MyArkevia a une contrainte structurelle que peu d’articles mentionnent clairement : vous dépendez entièrement de votre employeur pour activer et alimenter votre compte.
Si votre employeur n’utilise pas Cegedim SRH, vous n’aurez tout simplement pas accès au service. Impossible de créer un compte de votre propre initiative pour y déposer vos anciens bulletins.
Le changement d’entreprise pose aussi une question pratique. Vos documents déposés par votre ancien employeur restent accessibles dans votre espace, mais les nouveaux documents seront déposés par votre nouvel employeur – à condition qu’il soit lui aussi client de Cegedim SRH.
Si ce n’est pas le cas, vous vous retrouvez avec deux systèmes distincts, et l’historique de votre nouvelle entreprise n’ira pas dans MyArkevia.
Les retours d’utilisateurs signalent également des problèmes de connexion récurrents sur certaines configurations, notamment après une réinitialisation de mot de passe.
La procédure de déblocage passe par le service RH de l’entreprise, ce qui crée un délai supplémentaire pour des salariés qui ont besoin d’un document en urgence.
L’absence d’un support direct accessible au salarié – indépendamment du service RH employeur – est une lacune ressentie.
MyArkevia mérite-t-il la confiance sur la durée?
La question du long terme mérite une réponse franche.

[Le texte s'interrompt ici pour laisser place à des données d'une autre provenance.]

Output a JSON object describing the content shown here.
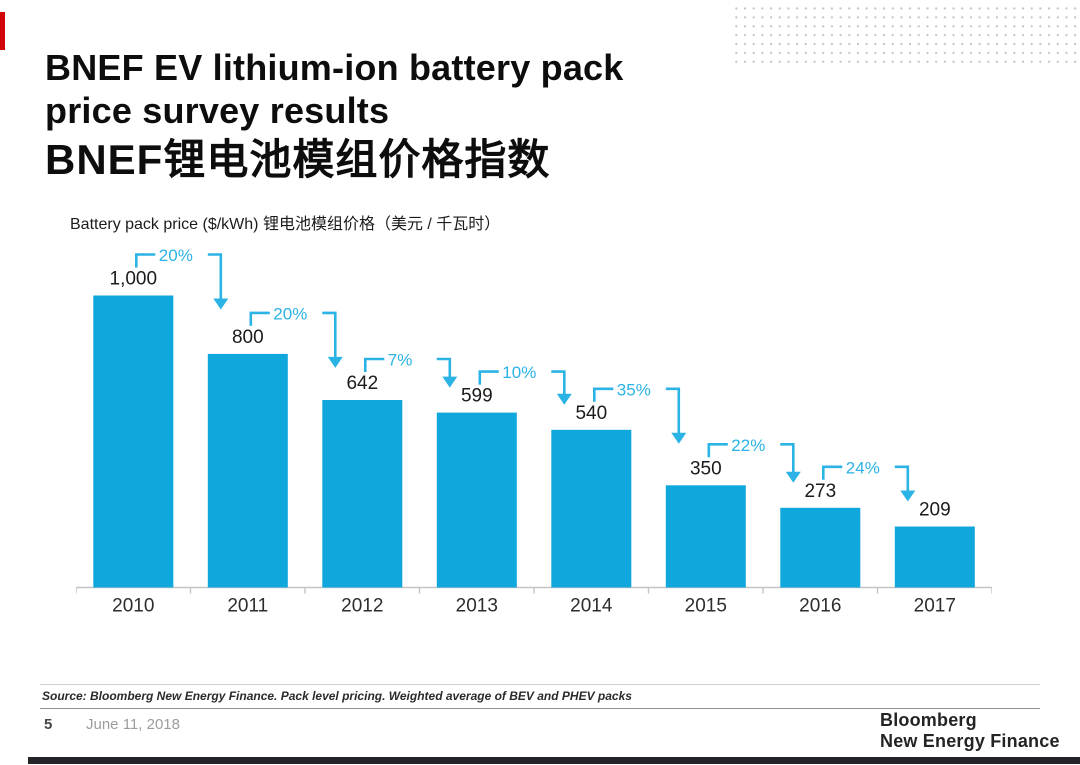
{
  "slide": {
    "title_lines": [
      "BNEF EV lithium-ion battery pack",
      "price survey results",
      "BNEF锂电池模组价格指数"
    ],
    "source_note": "Source: Bloomberg New Energy Finance. Pack level pricing. Weighted average of BEV and PHEV packs",
    "page_number": "5",
    "date": "June 11, 2018",
    "logo_lines": [
      "Bloomberg",
      "New Energy Finance"
    ]
  },
  "chart_data": {
    "type": "bar",
    "title": "Battery pack price ($/kWh) 锂电池模组价格（美元 / 千瓦时）",
    "categories": [
      "2010",
      "2011",
      "2012",
      "2013",
      "2014",
      "2015",
      "2016",
      "2017"
    ],
    "values": [
      1000,
      800,
      642,
      599,
      540,
      350,
      273,
      209
    ],
    "value_labels": [
      "1,000",
      "800",
      "642",
      "599",
      "540",
      "350",
      "273",
      "209"
    ],
    "yoy_drop_labels": [
      "20%",
      "20%",
      "7%",
      "10%",
      "35%",
      "22%",
      "24%"
    ],
    "ylabel": "Battery pack price ($/kWh)",
    "ylim": [
      0,
      1000
    ],
    "grid": false,
    "legend": "none",
    "bar_color": "#0fa7dc",
    "annotation_color": "#2bb3e5",
    "axis_color": "#c4c4c4",
    "value_text_color": "#1b1b1b",
    "year_text_color": "#2d2d2d"
  },
  "theme": {
    "accent_red": "#d10505",
    "footer_bar_color": "#242428",
    "background": "#ffffff"
  }
}
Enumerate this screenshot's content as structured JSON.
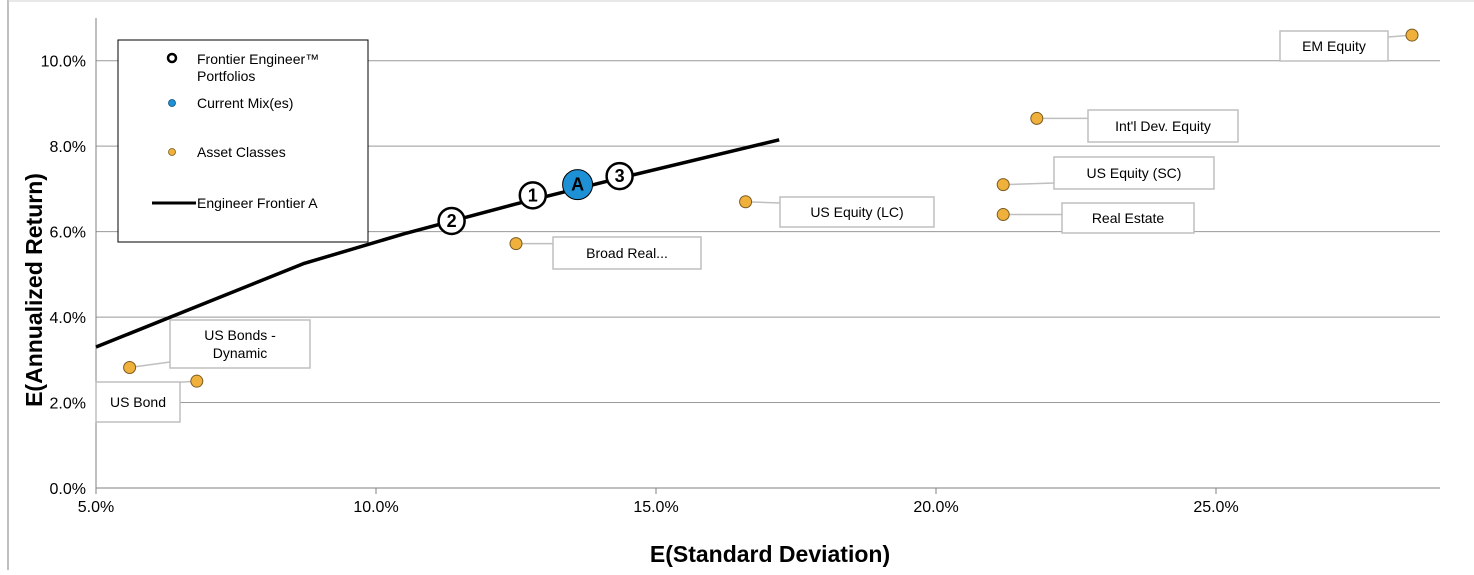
{
  "chart_data": {
    "type": "scatter",
    "xlabel": "E(Standard Deviation)",
    "ylabel": "E(Annualized Return)",
    "xlim": [
      0.05,
      0.29
    ],
    "ylim": [
      0.0,
      0.11
    ],
    "x_ticks": [
      {
        "value": 0.05,
        "label": "5.0%"
      },
      {
        "value": 0.1,
        "label": "10.0%"
      },
      {
        "value": 0.15,
        "label": "15.0%"
      },
      {
        "value": 0.2,
        "label": "20.0%"
      },
      {
        "value": 0.25,
        "label": "25.0%"
      }
    ],
    "y_ticks": [
      {
        "value": 0.0,
        "label": "0.0%"
      },
      {
        "value": 0.02,
        "label": "2.0%"
      },
      {
        "value": 0.04,
        "label": "4.0%"
      },
      {
        "value": 0.06,
        "label": "6.0%"
      },
      {
        "value": 0.08,
        "label": "8.0%"
      },
      {
        "value": 0.1,
        "label": "10.0%"
      }
    ],
    "grid": "horizontal",
    "legend_position": "top-left",
    "legend": [
      {
        "name": "Frontier Engineer™ Portfolios",
        "line1": "Frontier Engineer™",
        "line2": "Portfolios",
        "marker": "open-circle"
      },
      {
        "name": "Current Mix(es)",
        "line1": "Current Mix(es)",
        "line2": "",
        "marker": "blue-dot"
      },
      {
        "name": "Asset Classes",
        "line1": "Asset Classes",
        "line2": "",
        "marker": "orange-dot"
      },
      {
        "name": "Engineer Frontier A",
        "line1": "Engineer Frontier A",
        "line2": "",
        "marker": "line"
      }
    ],
    "frontier": {
      "name": "Engineer Frontier A",
      "x": [
        0.05,
        0.069,
        0.087,
        0.105,
        0.125,
        0.145,
        0.172
      ],
      "y": [
        0.033,
        0.043,
        0.0525,
        0.0595,
        0.0665,
        0.073,
        0.0815
      ]
    },
    "portfolios": [
      {
        "label": "1",
        "x": 0.128,
        "y": 0.0685
      },
      {
        "label": "2",
        "x": 0.1135,
        "y": 0.0625
      },
      {
        "label": "3",
        "x": 0.1435,
        "y": 0.073
      }
    ],
    "current_mix": {
      "label": "A",
      "x": 0.136,
      "y": 0.071
    },
    "asset_classes": [
      {
        "name": "US Bond",
        "x": 0.068,
        "y": 0.025
      },
      {
        "name": "US Bonds - Dynamic",
        "line1": "US Bonds -",
        "line2": "Dynamic",
        "x": 0.056,
        "y": 0.0282
      },
      {
        "name": "Broad Real...",
        "x": 0.125,
        "y": 0.0572
      },
      {
        "name": "US Equity (LC)",
        "x": 0.166,
        "y": 0.067
      },
      {
        "name": "Real Estate",
        "x": 0.212,
        "y": 0.064
      },
      {
        "name": "US Equity (SC)",
        "x": 0.212,
        "y": 0.071
      },
      {
        "name": "Int'l Dev. Equity",
        "x": 0.218,
        "y": 0.0865
      },
      {
        "name": "EM Equity",
        "x": 0.285,
        "y": 0.106
      }
    ]
  },
  "colors": {
    "asset_fill": "#F0B13C",
    "asset_stroke": "#7a5a20",
    "current_fill": "#1E90D6",
    "frontier_line": "#000000",
    "grid": "#999999",
    "callout_border": "#bfbfbf"
  }
}
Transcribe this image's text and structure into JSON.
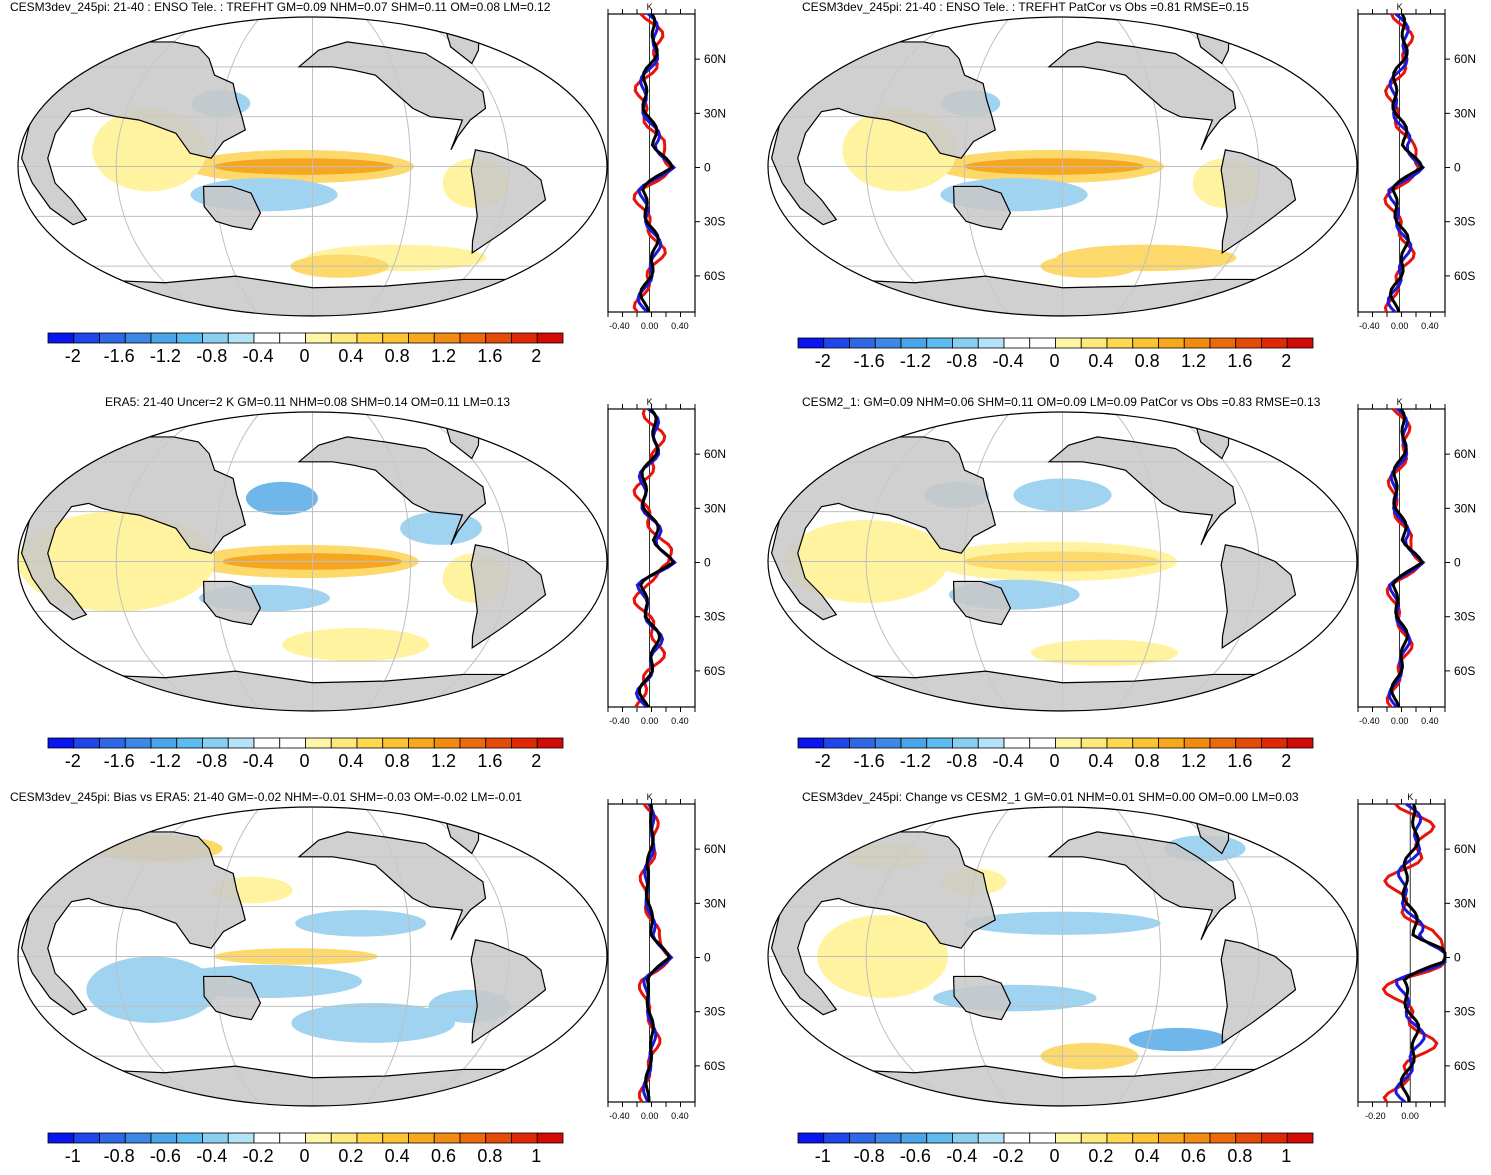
{
  "panels": [
    {
      "title": "CESM3dev_245pi: 21-40 : ENSO Tele. : TREFHT GM=0.09 NHM=0.07 SHM=0.11 OM=0.08 LM=0.12",
      "colorbar_labels": [
        "-2",
        "-1.6",
        "-1.2",
        "-0.8",
        "-0.4",
        "0",
        "0.4",
        "0.8",
        "1.2",
        "1.6",
        "2"
      ],
      "zonal_unit": "K",
      "zonal_lat_labels": [
        "60N",
        "30N",
        "0",
        "30S",
        "60S"
      ],
      "zonal_x_labels": [
        "-0.40",
        "0.00",
        "0.40"
      ]
    },
    {
      "title": "CESM3dev_245pi: 21-40 : ENSO Tele. : TREFHT PatCor vs Obs =0.81 RMSE=0.15",
      "colorbar_labels": [
        "-2",
        "-1.6",
        "-1.2",
        "-0.8",
        "-0.4",
        "0",
        "0.4",
        "0.8",
        "1.2",
        "1.6",
        "2"
      ],
      "zonal_unit": "K",
      "zonal_lat_labels": [
        "60N",
        "30N",
        "0",
        "30S",
        "60S"
      ],
      "zonal_x_labels": [
        "-0.40",
        "0.00",
        "0.40"
      ]
    },
    {
      "title": "ERA5: 21-40 Uncer=2 K GM=0.11 NHM=0.08 SHM=0.14 OM=0.11 LM=0.13",
      "colorbar_labels": [
        "-2",
        "-1.6",
        "-1.2",
        "-0.8",
        "-0.4",
        "0",
        "0.4",
        "0.8",
        "1.2",
        "1.6",
        "2"
      ],
      "zonal_unit": "K",
      "zonal_lat_labels": [
        "60N",
        "30N",
        "0",
        "30S",
        "60S"
      ],
      "zonal_x_labels": [
        "-0.40",
        "0.00",
        "0.40"
      ]
    },
    {
      "title": "CESM2_1: GM=0.09 NHM=0.06 SHM=0.11 OM=0.09 LM=0.09 PatCor vs Obs =0.83 RMSE=0.13",
      "colorbar_labels": [
        "-2",
        "-1.6",
        "-1.2",
        "-0.8",
        "-0.4",
        "0",
        "0.4",
        "0.8",
        "1.2",
        "1.6",
        "2"
      ],
      "zonal_unit": "K",
      "zonal_lat_labels": [
        "60N",
        "30N",
        "0",
        "30S",
        "60S"
      ],
      "zonal_x_labels": [
        "-0.40",
        "0.00",
        "0.40"
      ]
    },
    {
      "title": "CESM3dev_245pi: Bias vs ERA5: 21-40 GM=-0.02 NHM=-0.01 SHM=-0.03 OM=-0.02 LM=-0.01",
      "colorbar_labels": [
        "-1",
        "-0.8",
        "-0.6",
        "-0.4",
        "-0.2",
        "0",
        "0.2",
        "0.4",
        "0.6",
        "0.8",
        "1"
      ],
      "zonal_unit": "K",
      "zonal_lat_labels": [
        "60N",
        "30N",
        "0",
        "30S",
        "60S"
      ],
      "zonal_x_labels": [
        "-0.40",
        "0.00",
        "0.40"
      ]
    },
    {
      "title": "CESM3dev_245pi: Change vs CESM2_1 GM=0.01 NHM=0.01 SHM=0.00 OM=0.00 LM=0.03",
      "colorbar_labels": [
        "-1",
        "-0.8",
        "-0.6",
        "-0.4",
        "-0.2",
        "0",
        "0.2",
        "0.4",
        "0.6",
        "0.8",
        "1"
      ],
      "zonal_unit": "K",
      "zonal_lat_labels": [
        "60N",
        "30N",
        "0",
        "30S",
        "60S"
      ],
      "zonal_x_labels": [
        "-0.20",
        "0.00"
      ]
    }
  ],
  "colors": {
    "land": "#c8c8c8",
    "warm_light": "#fff3a0",
    "warm_mid": "#fdd86a",
    "warm_strong": "#f5a623",
    "cool_light": "#9fd3f0",
    "cool_mid": "#6fb7ea",
    "series_model": "#000000",
    "series_blue": "#1a1adb",
    "series_red": "#e8140c"
  },
  "colorbar_colors": [
    "#0a14f0",
    "#1e46ea",
    "#2f68e6",
    "#3d88e6",
    "#4aa4ea",
    "#5cbcf0",
    "#88cff2",
    "#b4e2f6",
    "#ffffff",
    "#ffffff",
    "#fff6a8",
    "#ffe97a",
    "#ffd84f",
    "#fcc432",
    "#f7a81e",
    "#f28b12",
    "#ec6a0c",
    "#e64a08",
    "#e02806",
    "#d40a05"
  ]
}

Cegedim est une entreprise cotée en bourse, active depuis 1969, avec 649 millions d’euros de chiffre d’affaires en 2025.
Le risque de disparition soudaine du service – cauchemar avec tout coffre-fort numérique – est donc faible comparé à une startup sans bilan établi.
L’engagement légal de conservation sur 50 ans est contraignant pour le prestataire : en cas d’arrêt du service, Cegedim serait tenue d’assurer la restitution des données ou leur transfert vers un autre système.
Ce n’est pas une promesse commerciale, c’est une obligation découlant directement de l’article D3243-8 du Code du travail.
Face aux autres coffres-forts numériques du marché comme Digiposte (La Poste) ou mon.service-public.fr, MyArkevia se distingue par son positionnement B2B strict : il n’existe que si votre employeur l’a choisi. Digiposte, par exemple, est accessible à tout particulier.
Cette différence n’avantage ni l’un ni l’autre en absolu – elle reflète simplement deux philosophies. MyArkevia mise sur l’intégration fluide côté RH ; la profondeur de la relation employeur-éditeur garantit que les documents arrivent sans action manuelle de votre part.
Votre bulletin de paie est là le jour où votre service RH le clôture – automatiquement, sans que vous n’ayez rien à faire. Pour un salarié pressé, c’est souvent ce qui compte le plus.